10. The character of Jedda: as a baby, the circumstances of her birth, growing up in a white household in a white style, the wealthy home, letters and learning, music and piano, civilised manners, English language and not learning her own traditions, heritage? Her yearnings the way these were visualised and communicated? The stirrings, passion,' the music, the language? The strain and tension in Jedda?

11. The narrative device about Jedda's growth, education, half of Jedda in two worlds? Her being in charge, work etc.?

12. The background of the Australian cattle station: details of work, the cattle, the white workers, the black?

13. The portrait of the aboriginals: their being domesticated, their domestic work around the house, the men working for the cattle? The presentation of the walkabout the shedding of clothes. the going out into the desert? White ignorance about the meaning of the walkabout, the religious significance? The arrival of Marbuck at the station and the repercussions for the aborigines? The whites?

14. The presentation of walkabout: the visuals, the significance, the comments, the women going on the walkabout, Jedda's desire to go on the walkabout?

15. Jedda and the fascination with Marbuck?, Looking at him, watching him, her imagination, her wandering the bush, her being taken by him, her willingness and unwillingness? The transition in the dramatic structure of the film in her association with Marbuck and her being abducted? Robert Tudawali's strength and presence as Marbuck? The silent aboriginal? The strong masculine type? A potential hero - or villain? The way that he was filmed, like an icon, statue? A passionate man? The symbol of aboriginal traditions?

16. The dramatics of the fire, the panic? The repercussions of the fire? The news about Marbuck, the assumption that he had abducted Jedda? The rounding up of the posse and the chase?

17. The flight and chase structure of the second part of the film: the antagonism between Marbuck and Jedda? Their inability to communicate by language, the communication by gesture? Jedda's fear? The range of terrain through which they passed, the desert, the sand, the river. the crocodiles and Marbuck's fight with the crocodile - a symbol of the heroics and the protection of Jedda? Marbuck's skill in eluding the posse? The arrival at the mountains, the climbing of the mountains? His ability to deceive his pursuers?

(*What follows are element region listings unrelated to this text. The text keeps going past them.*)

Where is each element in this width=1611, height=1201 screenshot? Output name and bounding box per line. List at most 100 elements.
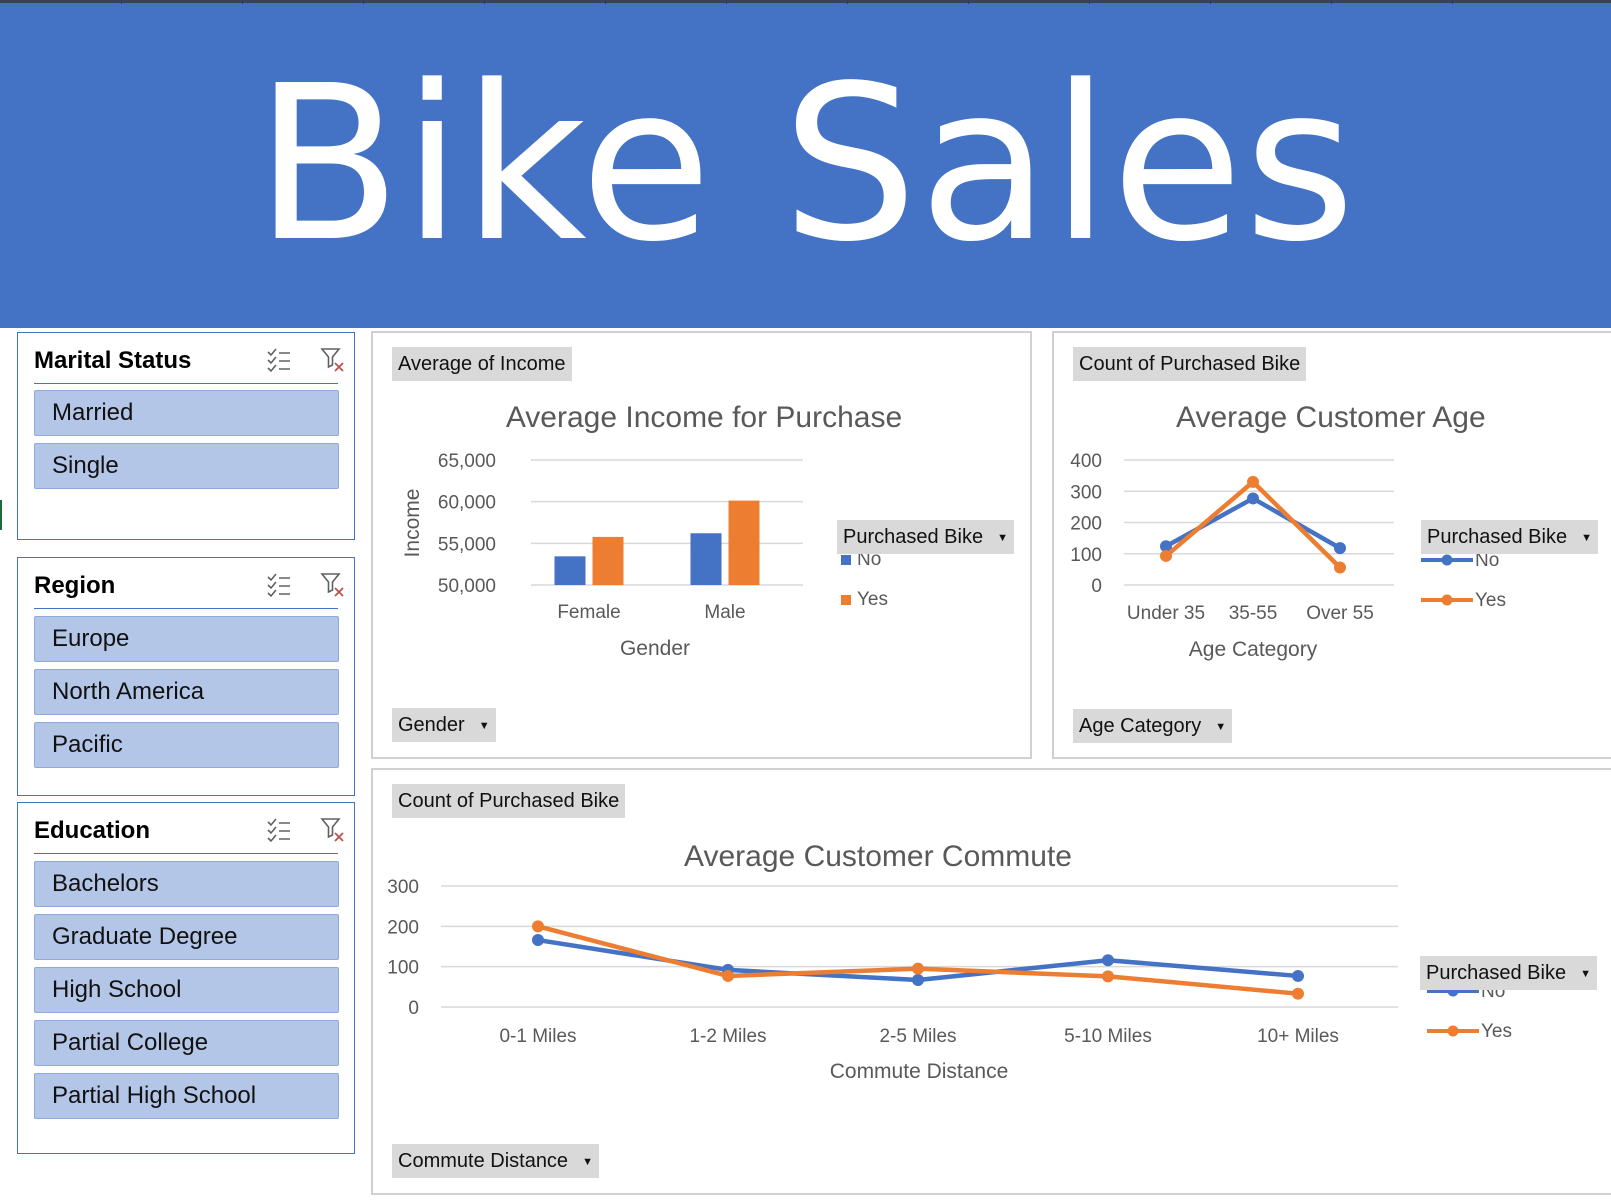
axis-field-button[interactable]: Commute Distance ▼ — [392, 1144, 599, 1178]
sheet-gridline — [363, 0, 364, 4]
y-tick-label: 300 — [387, 877, 419, 898]
legend-field-button[interactable]: Purchased Bike ▼ — [1420, 956, 1597, 990]
sheet-grid-edge — [0, 0, 1611, 3]
y-tick-label: 0 — [1091, 576, 1102, 597]
value-field-button[interactable]: Count of Purchased Bike — [392, 784, 626, 818]
legend-field-label: Purchased Bike — [1426, 962, 1567, 984]
dropdown-arrow-icon: ▼ — [582, 1155, 593, 1168]
slicer-item[interactable]: Married — [34, 390, 339, 436]
data-point — [1247, 475, 1259, 488]
slicer-item[interactable]: Europe — [34, 616, 339, 662]
chart-title: Average Income for Purchase — [505, 401, 903, 434]
axis-field-button[interactable]: Age Category ▼ — [1073, 709, 1233, 743]
sheet-gridline — [605, 0, 606, 4]
data-point — [912, 973, 924, 986]
x-axis-title: Gender — [620, 637, 690, 660]
x-tick-label: 1-2 Miles — [689, 1026, 766, 1047]
clear-filter-icon[interactable] — [320, 347, 346, 373]
data-point — [912, 962, 924, 975]
slicer-item[interactable]: Partial High School — [34, 1073, 339, 1119]
dropdown-arrow-icon: ▼ — [1580, 967, 1591, 980]
y-tick-label: 65,000 — [438, 451, 496, 472]
slicer-header: Education — [34, 813, 344, 854]
legend-entry: Yes — [1475, 590, 1506, 611]
slicer-marital-status[interactable]: Marital Status Married Single — [17, 332, 355, 540]
x-tick-label: Male — [704, 602, 745, 623]
legend-swatch — [841, 555, 851, 565]
legend-field-label: Purchased Bike — [843, 526, 984, 548]
y-tick-label: 0 — [408, 998, 419, 1019]
slicer-header: Region — [34, 568, 344, 609]
axis-field-label: Age Category — [1079, 715, 1202, 737]
data-point — [1102, 970, 1114, 983]
legend-field-button[interactable]: Purchased Bike ▼ — [1421, 520, 1598, 554]
slicer-item[interactable]: Single — [34, 443, 339, 489]
pivot-chart-age[interactable]: Count of Purchased Bike Average Customer… — [1052, 331, 1611, 759]
slicer-item[interactable]: Bachelors — [34, 861, 339, 907]
multi-select-icon[interactable] — [266, 817, 292, 843]
multi-select-icon[interactable] — [266, 347, 292, 373]
x-tick-label: Female — [557, 602, 620, 623]
clear-filter-icon[interactable] — [320, 817, 346, 843]
data-point — [722, 969, 734, 982]
bar-no-female — [554, 556, 586, 585]
clear-filter-icon[interactable] — [320, 572, 346, 598]
income-bar-chart: 50,000 55,000 60,000 65,000 Female Male Gender… — [401, 451, 888, 660]
x-tick-label: 2-5 Miles — [879, 1026, 956, 1047]
x-tick-label: 0-1 Miles — [499, 1026, 576, 1047]
sheet-gridline — [726, 0, 727, 4]
slicer-region[interactable]: Region Europe North America Pacific — [17, 557, 355, 796]
data-point — [1247, 492, 1259, 505]
sheet-edge-marker — [0, 500, 2, 530]
slicer-item[interactable]: Partial College — [34, 1020, 339, 1066]
legend-entry: Yes — [857, 589, 888, 610]
data-point — [1102, 954, 1114, 967]
axis-field-button[interactable]: Gender ▼ — [392, 708, 496, 742]
y-tick-label: 60,000 — [438, 493, 496, 514]
x-axis-title: Commute Distance — [830, 1060, 1009, 1083]
sheet-gridline — [1452, 0, 1453, 4]
y-tick-label: 200 — [1070, 514, 1102, 535]
x-tick-label: 5-10 Miles — [1064, 1026, 1152, 1047]
sheet-gridline — [121, 0, 122, 4]
dropdown-arrow-icon: ▼ — [997, 531, 1008, 544]
dropdown-arrow-icon: ▼ — [1581, 531, 1592, 544]
slicer-item[interactable]: Graduate Degree — [34, 914, 339, 960]
x-tick-label: 10+ Miles — [1257, 1026, 1339, 1047]
slicer-education[interactable]: Education Bachelors Graduate Degree High… — [17, 802, 355, 1154]
bar-no-male — [690, 533, 722, 585]
y-tick-label: 100 — [387, 958, 419, 979]
x-axis-title: Age Category — [1189, 638, 1318, 661]
slicer-item[interactable]: North America — [34, 669, 339, 715]
y-tick-label: 300 — [1070, 482, 1102, 503]
legend-marker — [1441, 594, 1453, 606]
legend-swatch — [841, 595, 851, 605]
age-line-chart: 0 100 200 300 400 Under 35 35-55 Over 55 Age Cat… — [1070, 451, 1506, 661]
data-point — [1292, 969, 1304, 982]
chart-title: Average Customer Age — [1176, 401, 1486, 434]
x-tick-label: Over 55 — [1306, 603, 1374, 624]
dropdown-arrow-icon: ▼ — [1215, 720, 1227, 733]
data-point — [1334, 542, 1346, 555]
pivot-chart-commute[interactable]: Count of Purchased Bike Average Customer… — [371, 768, 1611, 1195]
slicer-item[interactable]: Pacific — [34, 722, 339, 768]
legend-field-button[interactable]: Purchased Bike ▼ — [837, 520, 1014, 554]
sheet-gridline — [484, 0, 485, 4]
axis-field-label: Commute Distance — [398, 1150, 569, 1172]
y-axis-title: Income — [401, 489, 424, 558]
sheet-gridline — [1089, 0, 1090, 4]
sheet-gridline — [847, 0, 848, 4]
multi-select-icon[interactable] — [266, 572, 292, 598]
value-field-button[interactable]: Average of Income — [392, 347, 572, 381]
legend-marker — [1447, 1025, 1459, 1037]
slicer-item[interactable]: High School — [34, 967, 339, 1013]
pivot-chart-income[interactable]: Average of Income Average Income for Pur… — [371, 331, 1032, 759]
legend-entry: No — [1475, 550, 1499, 571]
data-point — [1292, 987, 1304, 1000]
slicer-title: Education — [34, 817, 151, 844]
x-tick-label: 35-55 — [1229, 603, 1278, 624]
value-field-button[interactable]: Count of Purchased Bike — [1073, 347, 1307, 381]
y-tick-label: 400 — [1070, 451, 1102, 472]
bar-yes-female — [592, 536, 624, 585]
slicer-header: Marital Status — [34, 343, 344, 384]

18. Marbuck's arrival amongst his tribe? His status? His reputation as a killer? The elders and their council? Disapproval of Marbuck? The men condemning him, the women and their disapproval? The pointing of the bone and its effect on Marbuck? The women and the violent attack on Jedda?

19. Jedda's fear. her being taken back into her traditional world? The fascination with Marbuck? Her having to rely on him? For survival? His ability to save her and give her sustenance in the desert? The condemnation by the tribe and its effect on her? The build-up to the sexual encounter? The sacredness as well as the violence in the sexual encounter? The impact for Jedda?

20. The counterpoint of the pursuit of the posse? The white men pursuing the black? Their antagonism towards him? Wanting to protect Jedda? Their being tricked by Marbuck? The growing closer and eventual arrival? Their discovery of the tragedy?

21. Marbuck gradually growing madder? The effect of the pointing of the bone? His inability to cope? Jedda as his victim? The operatic climax at the edge of the cliff, the tragic pair dying falling from the cliff?

22. The tragic elements in the story? Symbol of the interaction between black and white, the repercussions of the aboriginal girl trained in white ways and becoming the victim of the traditional black? How pessimistic the story and its message? Indications for relationships between black and white?